To: bythepark who wrote (22836)4/16/2000 10:25:00 AM
From: the hube  Respond to of 54805
 
Alan:you & the more tech savvy thread members

I certainly wouldn't put myself in the group of the more tech savvy members.

I would guess that anything using an ARM core would be a candidate for the clone.

Again, I really like the wording of the release The pT-100 and pT-110 have been thoroughly tested and validated in silicon and with all major Real Time Operating Systems (RTOS) such as Wind River VxWorks(TM) and Integrated Systems' pSOS(TM). According to Leo Jiang, Manager of Systems Integration for picoTurbo, ``We have tested our products with all of the major vendors and have yet to find a problem. The work is on going and we are testing and validating new RTOS and applications on a scheduled basis.
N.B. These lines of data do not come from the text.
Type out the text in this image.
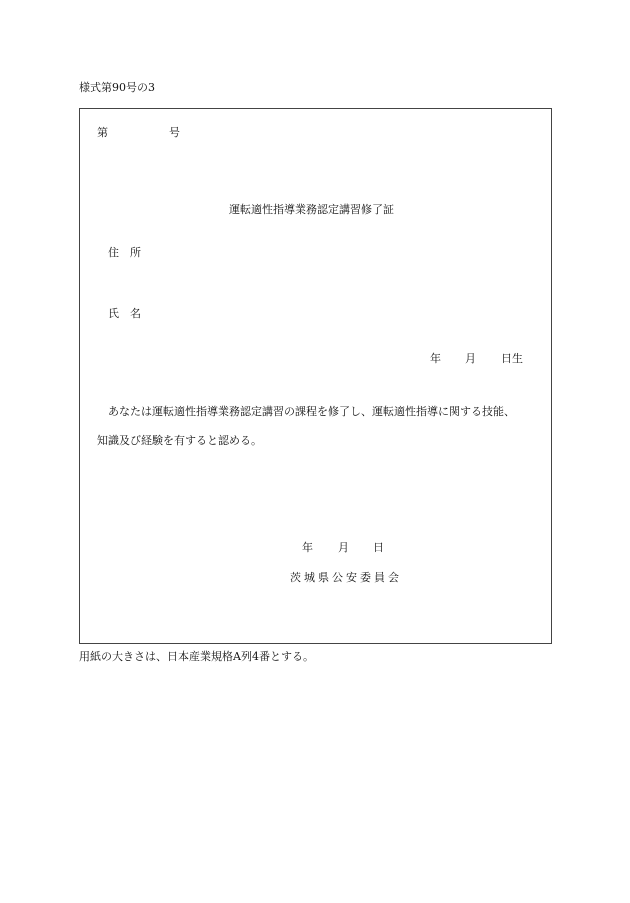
様式第90号の3
第	号
運転適性指導業務認定講習修了証
住　所
氏　名
年 月 日生
あなたは運転適性指導業務認定講習の課程を修了し、運転適性指導に関する技能、
知識及び経験を有すると認める。
年 月 日
茨城県公安委員会
用紙の大きさは、日本産業規格A列4番とする。
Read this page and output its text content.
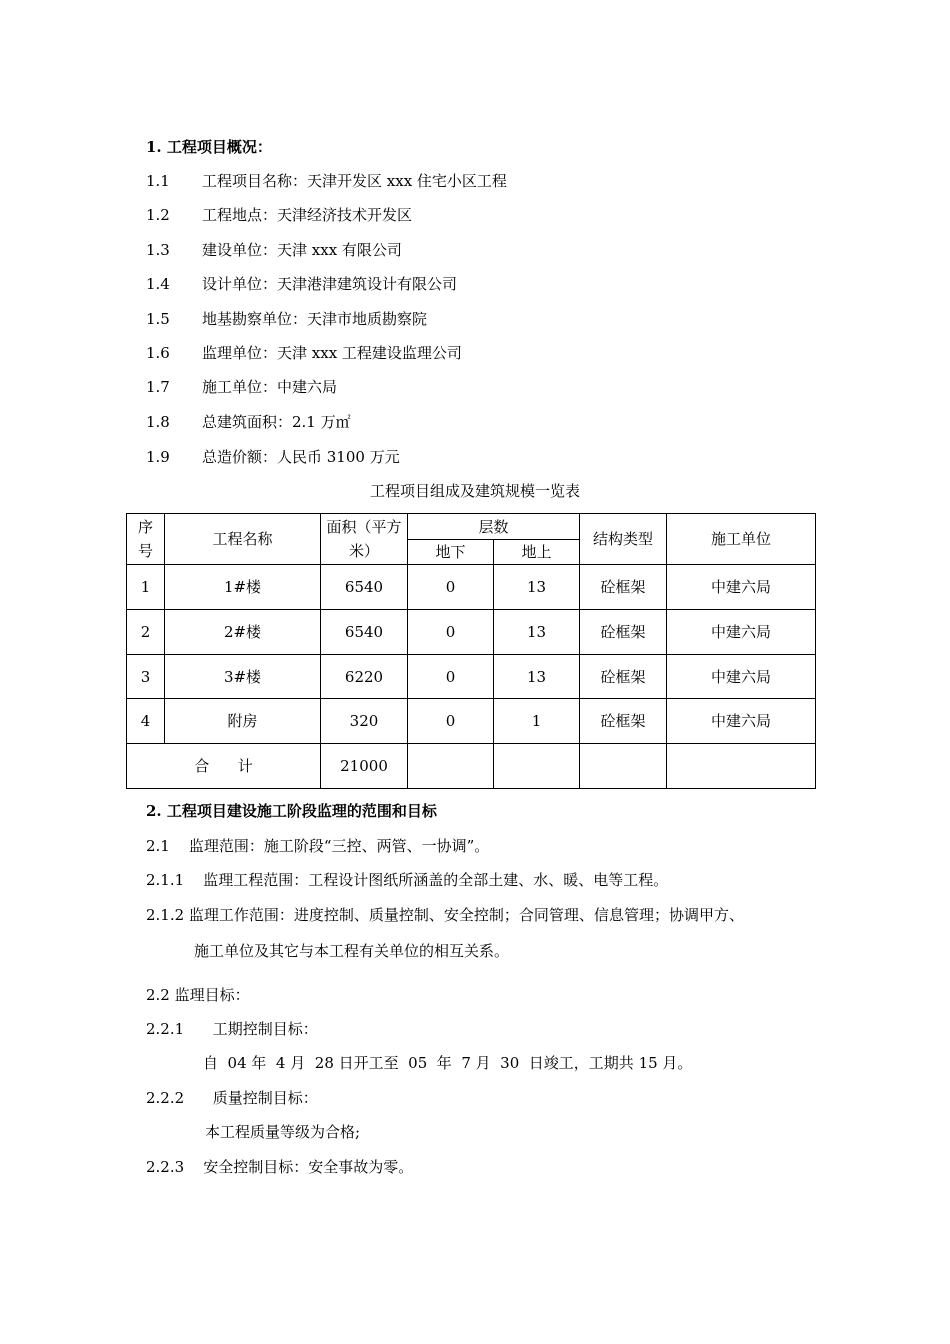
1. 工程项目概况：
1.1 工程项目名称：天津开发区 xxx 住宅小区工程
1.2 工程地点：天津经济技术开发区
1.3 建设单位：天津 xxx 有限公司
1.4 设计单位：天津港津建筑设计有限公司
1.5 地基勘察单位：天津市地质勘察院
1.6 监理单位：天津 xxx 工程建设监理公司
1.7 施工单位：中建六局
1.8 总建筑面积：2.1 万㎡
1.9 总造价额：人民币 3100 万元
工程项目组成及建筑规模一览表
序号	工程名称	面积（平方米）	层数		结构类型	施工单位
			地下	地上		
1	1#楼	6540	0	13	砼框架	中建六局
2	2#楼	6540	0	13	砼框架	中建六局
3	3#楼	6220	0	13	砼框架	中建六局
4	附房	320	0	1	砼框架	中建六局
合      计		21000				
2. 工程项目建设施工阶段监理的范围和目标
2.1    监理范围：施工阶段“三控、两管、一协调”。
2.1.1    监理工程范围：工程设计图纸所涵盖的全部土建、水、暖、电等工程。
2.1.2 监理工作范围：进度控制、质量控制、安全控制；合同管理、信息管理；协调甲方、
施工单位及其它与本工程有关单位的相互关系。
2.2 监理目标：
2.2.1      工期控制目标：
自  04 年  4 月  28 日开工至  05  年  7 月  30  日竣工，工期共 15 月。
2.2.2      质量控制目标：
本工程质量等级为合格;
2.2.3    安全控制目标：安全事故为零。
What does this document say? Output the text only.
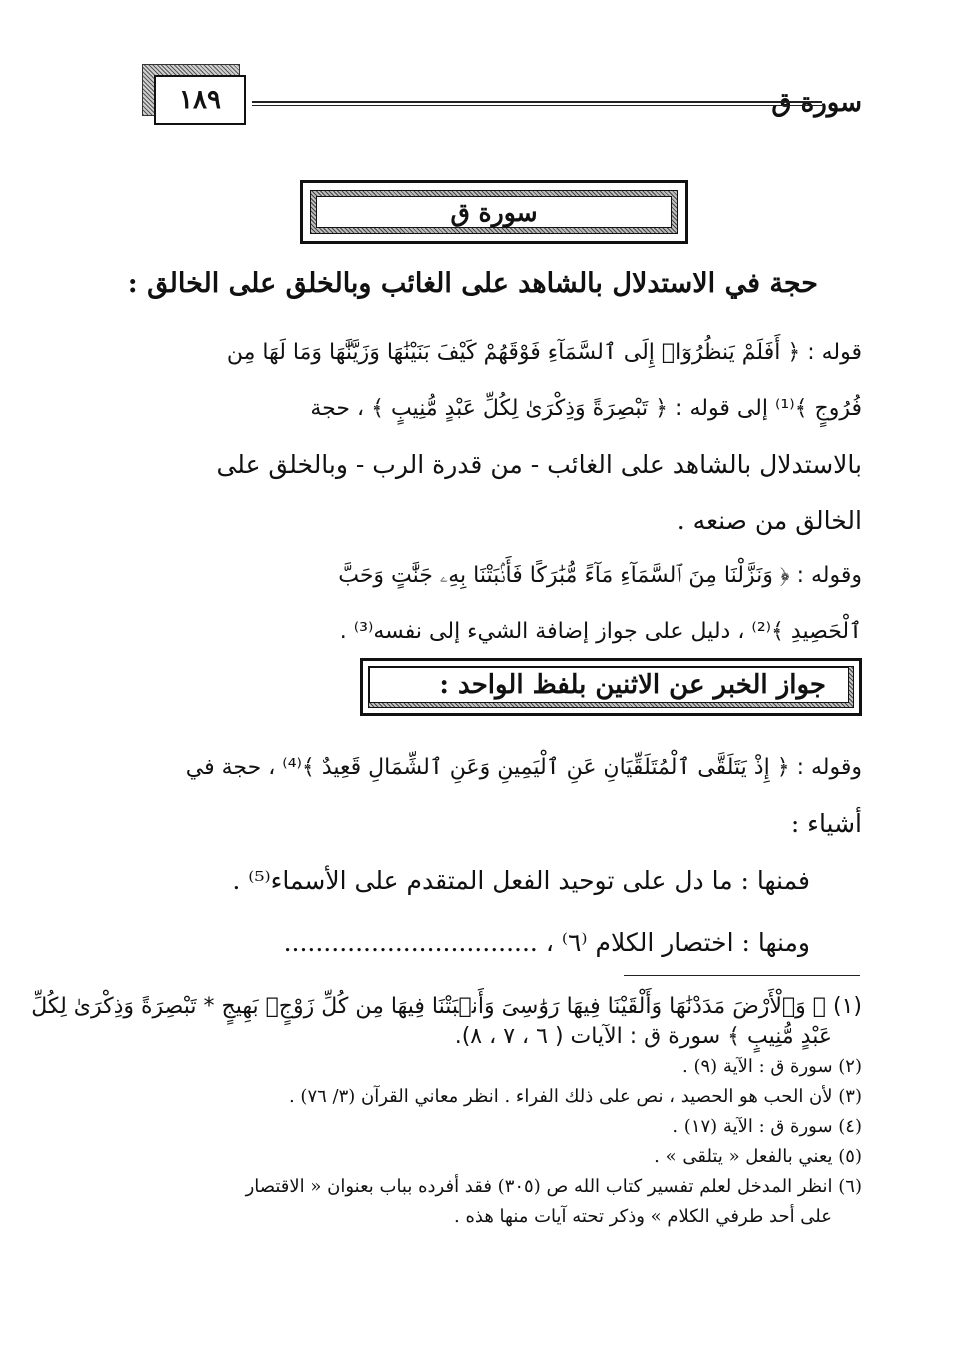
سورة ق
١٨٩
سورة ق
حجة في الاستدلال بالشاهد على الغائب وبالخلق على الخالق :
قوله : ﴿ أَفَلَمْ يَنظُرُوٓا۟ إِلَى ٱلسَّمَآءِ فَوْقَهُمْ كَيْفَ بَنَيْنَٰهَا وَزَيَّنَّٰهَا وَمَا لَهَا مِن
فُرُوجٍ ﴾⁽¹⁾ إلى قوله : ﴿ تَبْصِرَةً وَذِكْرَىٰ لِكُلِّ عَبْدٍ مُّنِيبٍ ﴾ ، حجة
بالاستدلال بالشاهد على الغائب - من قدرة الرب - وبالخلق على
الخالق من صنعه .
وقوله : ﴿ وَنَزَّلْنَا مِنَ ٱلسَّمَآءِ مَآءً مُّبَٰرَكًا فَأَنۢبَتْنَا بِهِۦ جَنَّٰتٍ وَحَبَّ
ٱلْحَصِيدِ ﴾⁽²⁾ ، دليل على جواز إضافة الشيء إلى نفسه⁽³⁾ .
جواز الخبر عن الاثنين بلفظ الواحد :
وقوله : ﴿ إِذْ يَتَلَقَّى ٱلْمُتَلَقِّيَانِ عَنِ ٱلْيَمِينِ وَعَنِ ٱلشِّمَالِ قَعِيدٌ ﴾⁽⁴⁾ ، حجة في
أشياء :
فمنها : ما دل على توحيد الفعل المتقدم على الأسماء⁽⁵⁾ .
ومنها : اختصار الكلام ⁽٦⁾ ، ................................
(١) ﴿ وَٱلْأَرْضَ مَدَدْنَٰهَا وَأَلْقَيْنَا فِيهَا رَوَٰسِىَ وَأَنۢبَتْنَا فِيهَا مِن كُلِّ زَوْجٍۭ بَهِيجٍ * تَبْصِرَةً وَذِكْرَىٰ لِكُلِّ
عَبْدٍ مُّنِيبٍ ﴾ سورة ق : الآيات ( ٦ ، ٧ ، ٨).
(٢) سورة ق : الآية (٩) .
(٣) لأن الحب هو الحصيد ، نص على ذلك الفراء . انظر معاني القرآن (٣/ ٧٦) .
(٤) سورة ق : الآية (١٧) .
(٥) يعني بالفعل « يتلقى » .
(٦) انظر المدخل لعلم تفسير كتاب الله ص (٣٠٥) فقد أفرده بباب بعنوان « الاقتصار
على أحد طرفي الكلام » وذكر تحته آيات منها هذه .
Again, the gorilla is first, and the only one mentioned by name. I would be surprised if picoTurbo didn't pay for the port to VxWorks/pSOS, and that they are making most of the other rtos vendors pay for their own ports. Note that this is pure speculation on my part, however, I remember about a year ago reading that WIND rarely paid for a port to VxWorks; instead, it was a profit center for them.
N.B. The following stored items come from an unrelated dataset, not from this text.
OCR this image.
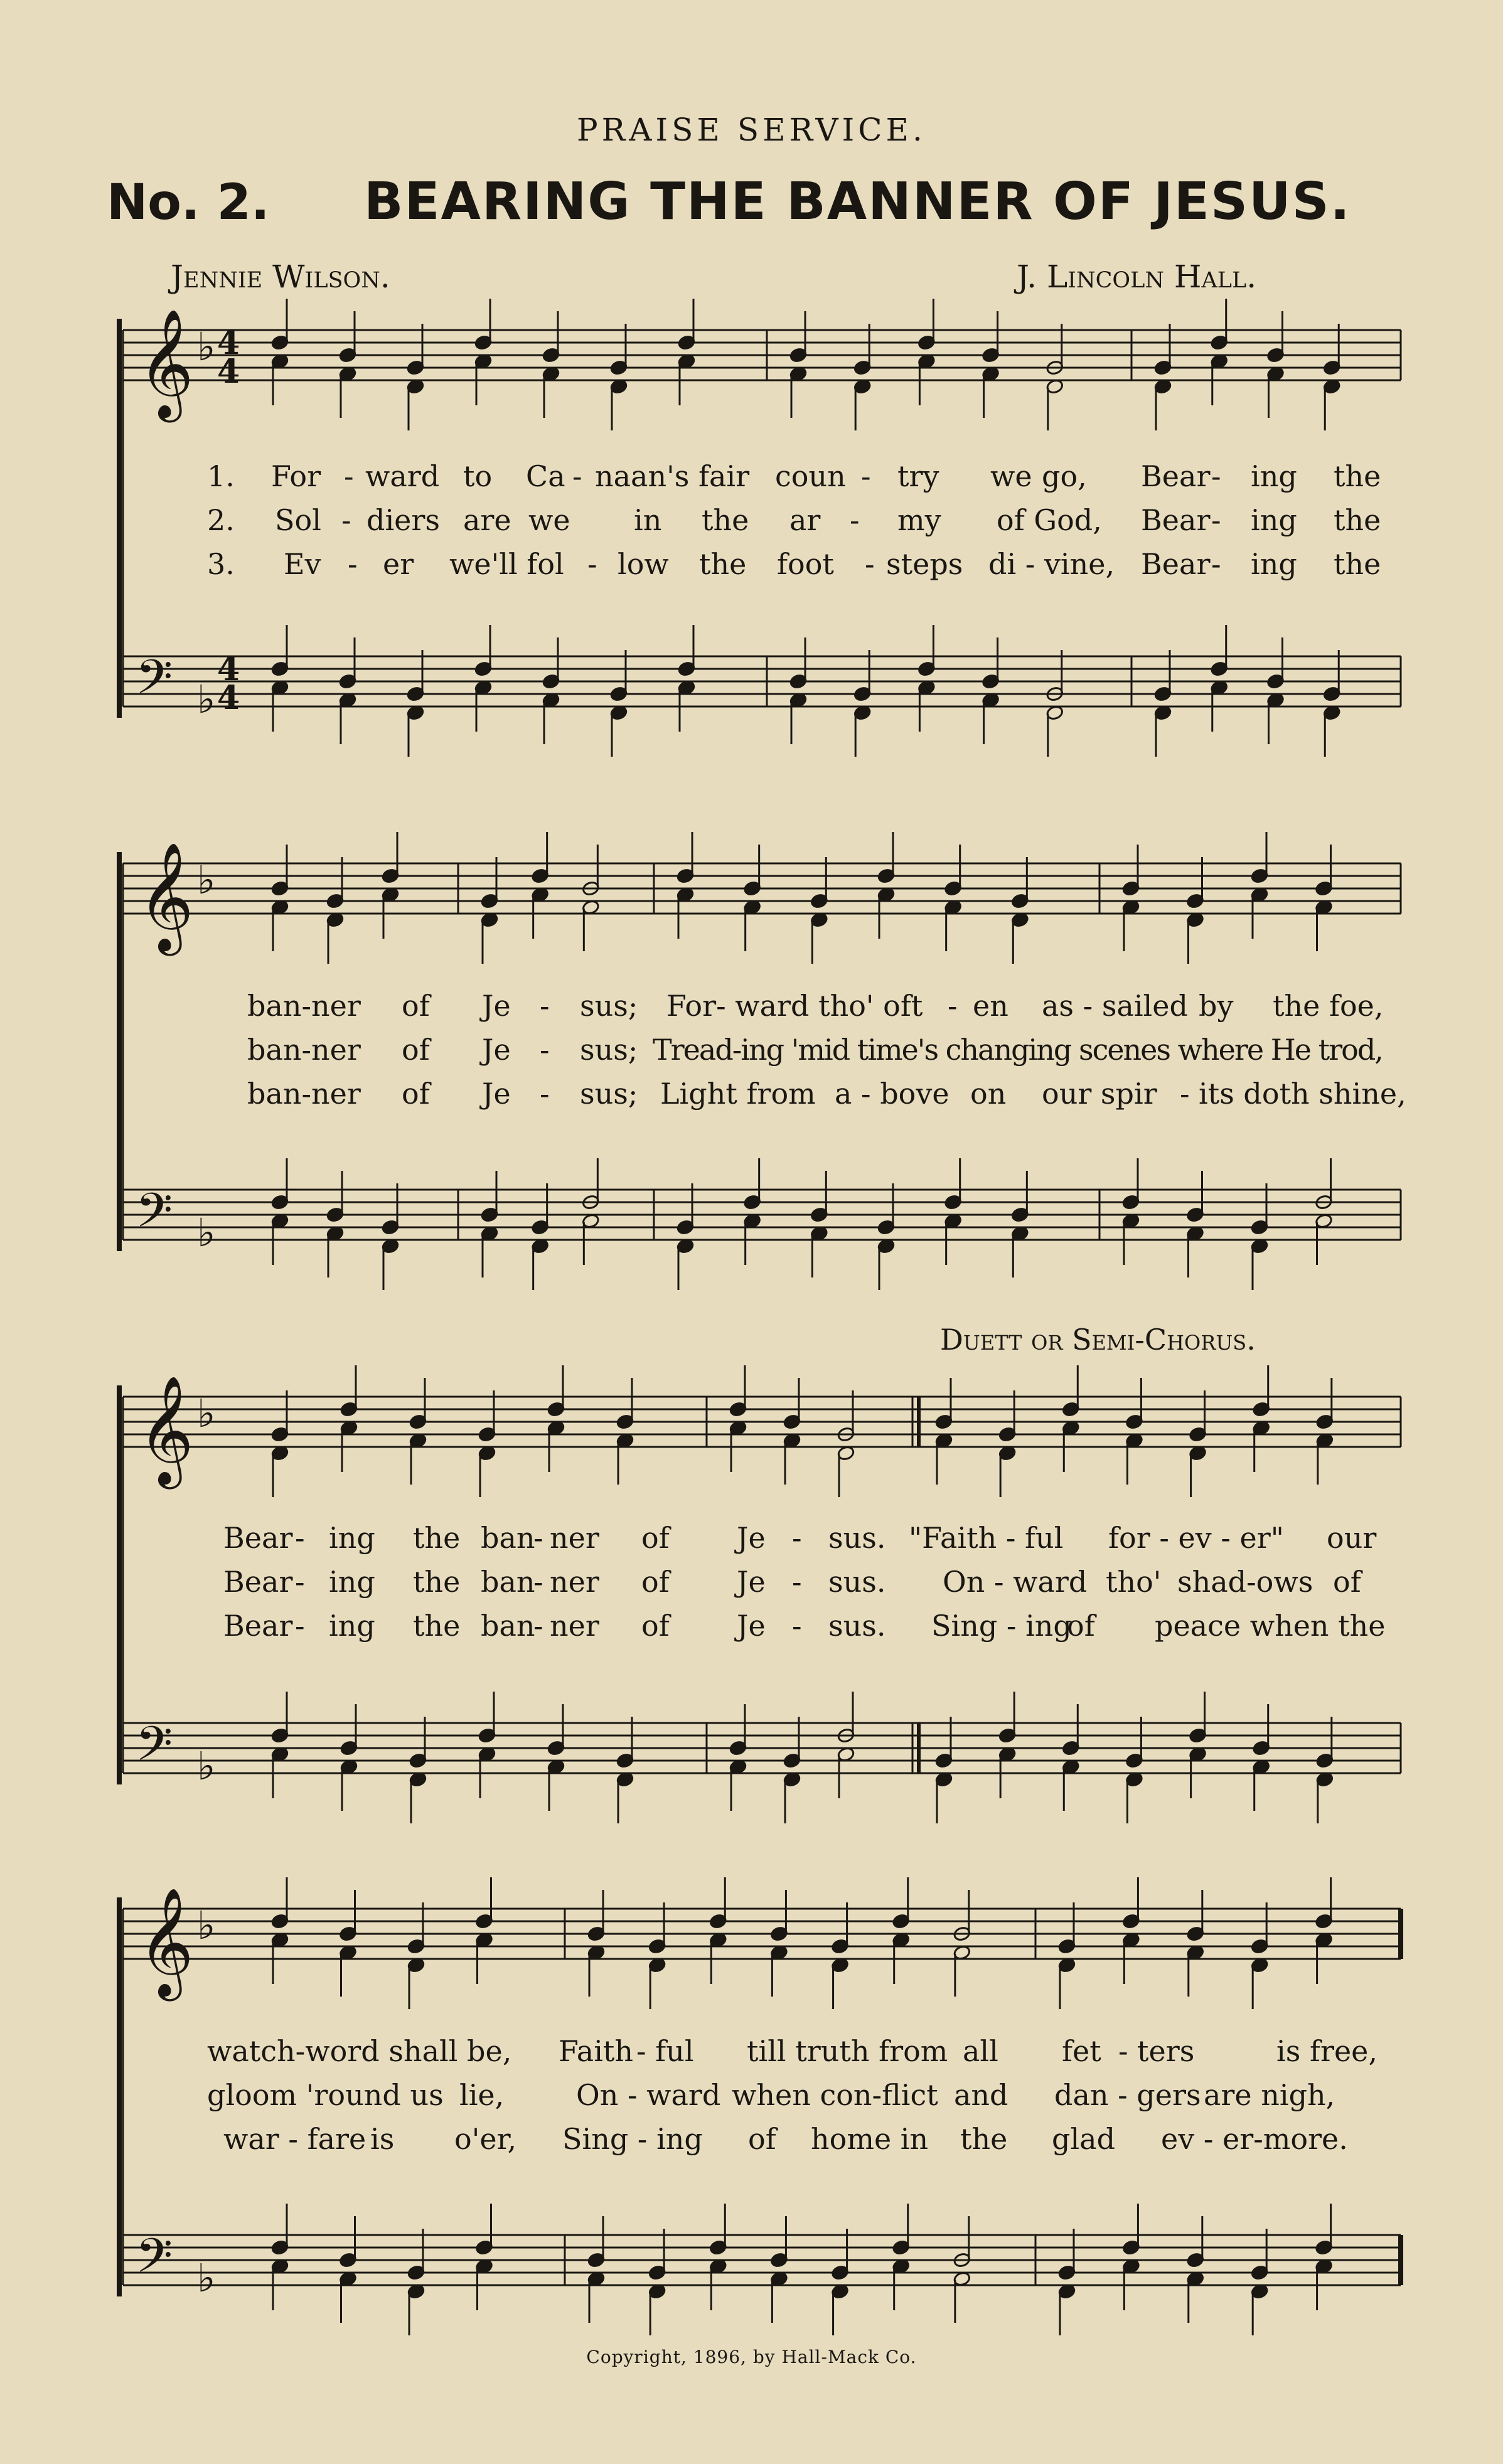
PRAISE SERVICE.
No. 2. BEARING THE BANNER OF JESUS.
Jennie Wilson.	J. Lincoln Hall.
Duett or Semi-Chorus.
𝄞
𝄢
♭
♭
4
4
4
4
𝄞
𝄢
♭
♭
𝄞
𝄢
♭
♭
𝄞
𝄢
♭
♭
1. For - ward to Ca - naan's fair coun - try we go, Bear - ing the
2. Sol - diers are we in the ar - my of God, Bear - ing the
3. Ev - er we'll fol - low the foot - steps di - vine, Bear - ing the
ban-ner of Je - sus; For- ward tho' oft - en as - sailed by the foe,
ban-ner of Je - sus; Tread-ing 'mid time's changing scenes where He trod,
ban-ner of Je - sus; Light from a - bove on our spir - its doth shine,
Bear - ing the ban
- ner of Je - sus. "Faith - ful for - ev - er" our
Bear - ing the ban
- ner of Je - sus. On - ward tho' shad-ows of
Bear - ing the ban
- ner of Je - sus. Sing - ing
of peace when the
watch-word shall be, Faith - ful till truth from all fet - ters	is free,
gloom 'round us lie, On - ward when con-flict and dan - gers are nigh,
war - fare is o'er, Sing - ing of home in the glad ev - er-more.
Copyright, 1896, by Hall-Mack Co.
To: bythepark who wrote (22836)4/16/2000 11:18:00 AM
From: the hube  Read Replies (1) | Respond to of 54805
 
WIND and the automotive market

Electronic controls to replace camshafts in diesel engines
eet.com

Is there Wind inside here as well?

International is using the electrohydraulic valve to control movement of its engines' valves and fuel injectors. Control for both systems is currently provided by a Siemens electronics module containing two Infineon 167 microprocessors. The Infineon processors, which operate at 24 MHz, use a reduced instruction set (RISC) and a sophisticated interrupt structure to enable real-time operation.

"In an automotive environment, you have to have real-time operation," said Kregg Wiggins, director of powertrain electronics for Siemens Automotive North America (Auburn Hills, Mich.). "Unlike a PC, everything has to happen in real-time here, because if your fuel injector fires a half-second late, you'll notice it."
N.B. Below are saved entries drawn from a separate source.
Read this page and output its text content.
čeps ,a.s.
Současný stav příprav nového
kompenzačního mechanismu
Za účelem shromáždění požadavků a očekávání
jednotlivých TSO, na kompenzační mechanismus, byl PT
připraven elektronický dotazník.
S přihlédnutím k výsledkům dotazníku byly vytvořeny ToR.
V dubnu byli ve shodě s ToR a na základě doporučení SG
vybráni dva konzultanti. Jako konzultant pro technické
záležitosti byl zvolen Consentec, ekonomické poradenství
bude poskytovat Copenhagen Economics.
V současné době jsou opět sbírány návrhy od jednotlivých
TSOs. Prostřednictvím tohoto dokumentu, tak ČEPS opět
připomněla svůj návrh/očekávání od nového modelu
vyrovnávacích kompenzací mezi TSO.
Siemens/Infineon is listed in Wind's automotive page as a customer and the C16x processor is listed under the examples of supported by Wind's automotive division.
windriver.com
The automotive electronic systems industry is a multi-billion dollar industry, forecasted to grow to $91.4 billion by the year 2002 (Strategy Analyst Market Report).

In a recent conference call, Wind management stated that of all of the car navigation systems they were aware of, only 2 did not run on Wind's products.

Sure looks like another bowling pin to me.